Note that at this point, the product dataset (sd_ms+’.cal) has only four spectral windows. These are (if all is going well) the science observations which are \(T_{sys}\) and sky calibrated, and are now bandpass-corrected.

9. Convert the Science Target Units from Kelvin to Jansky: *scaleAutocorr*

To convert the units of the single-dish observations from \(T_A^*\) (K) into Janskys and to prepare for combination with interferometer data, we need to obtain the empirically-determined Jy-to-K conversion data. These data already take into account any correlator non-linearities and also factor in the various subsystem efficiencies.

The easiest way to obtain this is simply with a call to a specialized CASA task that obtains the Jy-to-K factors that accesses polynomal fits from ongoing calibration campaign data.

jyperk = es.getJyPerK(sd_ms+'.cal')

The contents of this variable jyperk is a python dictionary:

for ant in jyperk.keys():
for spw in jyperk[ant].keys():
scaleAutocorr(vis=sd_ms+'.cal', scale=jyperk[ant][spw]['mean'], antenna=ant, spw=spw)

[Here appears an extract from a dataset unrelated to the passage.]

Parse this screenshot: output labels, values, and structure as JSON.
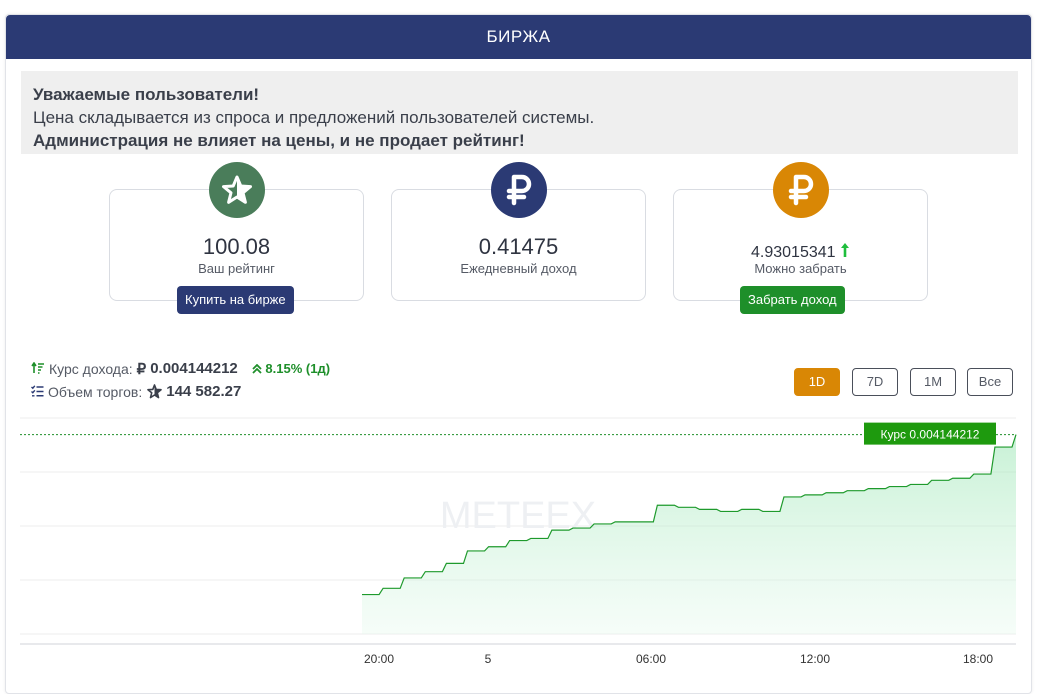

scaleAutocorr simply applies the scaling from \(T_A^*\) to Jy/beam. The scaling factors are determined empirically, as part of the QA2-level calibrations provided by ALMA. The scaling factors are to be provided to scaleAutocorr as a float, but are most conveniently applied in calls that iterate through antenna and spectral window, where the Jy-per-K factors are retained as a list with the format:

jyperk =

 { antenna01_name { spw0: { 'mean': 44.345, 'n': '', 'std': ''},

             spw1: { 'mean': 44.374, 'n': '', 'std': ''},

             spw2: { 'mean': 44.227, 'n': '', 'std': ''},

             spw3: { 'mean': 44.203, 'n': '', 'std': ''}},

   antenna02_name: { spw0: { 'mean': 44.345, 'n': '', 'std': ''},

             spw1: { 'mean': 44.374, 'n': '', 'std': ''},

             spw2: { 'mean': 44.227, 'n': '', 'std': ''},

             spw3: { 'mean': 44.203, 'n': '', 'std': ''}}}

which can be iterated and applied to the actual data with the following loop:

to_amp_factor = lambda x: 1. / sqrt(x)

for ant in jyperk.keys():

   factors=[]

   for spw in jyperk[ant].keys():

      factors.append(jyperk[ant][spw]['mean'])

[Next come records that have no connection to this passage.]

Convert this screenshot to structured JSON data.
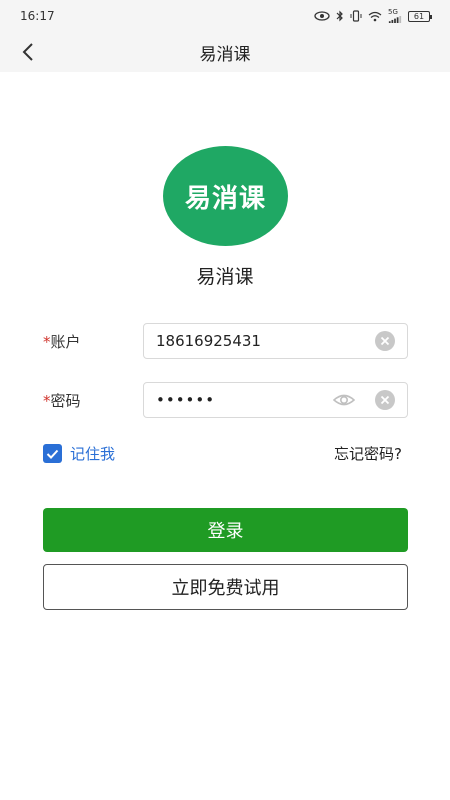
{
  "status_bar": {
    "time": "16:17",
    "network": "5G",
    "battery": "61",
    "icons": [
      "eye-icon",
      "bluetooth-icon",
      "vibrate-icon",
      "wifi-icon",
      "signal-icon",
      "battery-icon"
    ]
  },
  "app_bar": {
    "title": "易消课",
    "back_icon": "chevron-left-icon"
  },
  "logo": {
    "text": "易消课",
    "color": "#1fa864"
  },
  "app_name": "易消课",
  "form": {
    "account": {
      "required": "*",
      "label": "账户",
      "value": "18616925431"
    },
    "password": {
      "required": "*",
      "label": "密码",
      "value": "••••••"
    },
    "remember_me": "记住我",
    "forgot_password": "忘记密码?"
  },
  "buttons": {
    "login": "登录",
    "trial": "立即免费试用"
  },
  "colors": {
    "primary_green": "#1f9b24",
    "link_blue": "#2a6fd6",
    "required_red": "#d0342c"
  }
}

   gencal(vis=sd_ms, caltable=sd_ms+'.jy2ktbl', caltype='amp', spw=",".join(str(x) for x in jyperk[ant].keys()), parameter=map(to_amp_factor, factors))

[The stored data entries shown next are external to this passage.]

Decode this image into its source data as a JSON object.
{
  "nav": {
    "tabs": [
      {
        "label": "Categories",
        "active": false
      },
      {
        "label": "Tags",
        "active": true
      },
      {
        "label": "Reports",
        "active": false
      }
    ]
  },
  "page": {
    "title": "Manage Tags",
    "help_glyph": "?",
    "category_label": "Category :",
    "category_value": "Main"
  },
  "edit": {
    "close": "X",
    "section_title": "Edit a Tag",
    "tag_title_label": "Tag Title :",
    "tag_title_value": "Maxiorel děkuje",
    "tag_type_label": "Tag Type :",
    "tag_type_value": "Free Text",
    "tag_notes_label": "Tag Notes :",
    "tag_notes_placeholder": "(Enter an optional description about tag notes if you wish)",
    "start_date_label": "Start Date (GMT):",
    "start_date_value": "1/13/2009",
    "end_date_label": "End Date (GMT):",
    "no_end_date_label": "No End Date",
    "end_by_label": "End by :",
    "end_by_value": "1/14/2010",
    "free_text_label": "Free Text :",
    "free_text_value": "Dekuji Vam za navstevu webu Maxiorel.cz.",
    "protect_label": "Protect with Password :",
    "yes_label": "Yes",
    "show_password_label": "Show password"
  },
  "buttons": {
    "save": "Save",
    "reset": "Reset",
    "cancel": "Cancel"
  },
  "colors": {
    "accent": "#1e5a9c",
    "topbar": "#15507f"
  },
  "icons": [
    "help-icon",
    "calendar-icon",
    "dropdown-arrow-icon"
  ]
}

   applycal(vis=sd_ms+'.cal', gaintable=sd_ms+'.jy2ktbl')

Future Development Goals

The top development priority for CASA single-dish data reduction is the conversion to the MeasurementSet format for the full reduction process. Dispensing with the ASAP (scan table) format will help unify data processing by providing a more homogenous basis for data processing, reduction, and analysis, as well as streamline and make more versatile the development aspects; current and future developers need only be familiar with one overall format of data. As such, ASAP will be gone in 5.1. However, please note that the importasap task is the only exception and will not go away even after removing ASAP. This task supports importing existing scantables in CASA for backward compatibility.There is also significant active development to add header information to plots made by plotms. While preserving the multi-plot capability and building a layout that will not cramp or obfuscate the plot output, header information (i.e. target name, frequency, integration time, etc.) can be optionally added to the plots output by plotms.There are a number of additional improvements that we do not detail here. ALMA-related development requests and bug notices can be sent to the CASA Single Dish Team via the ALMA Helpdesk.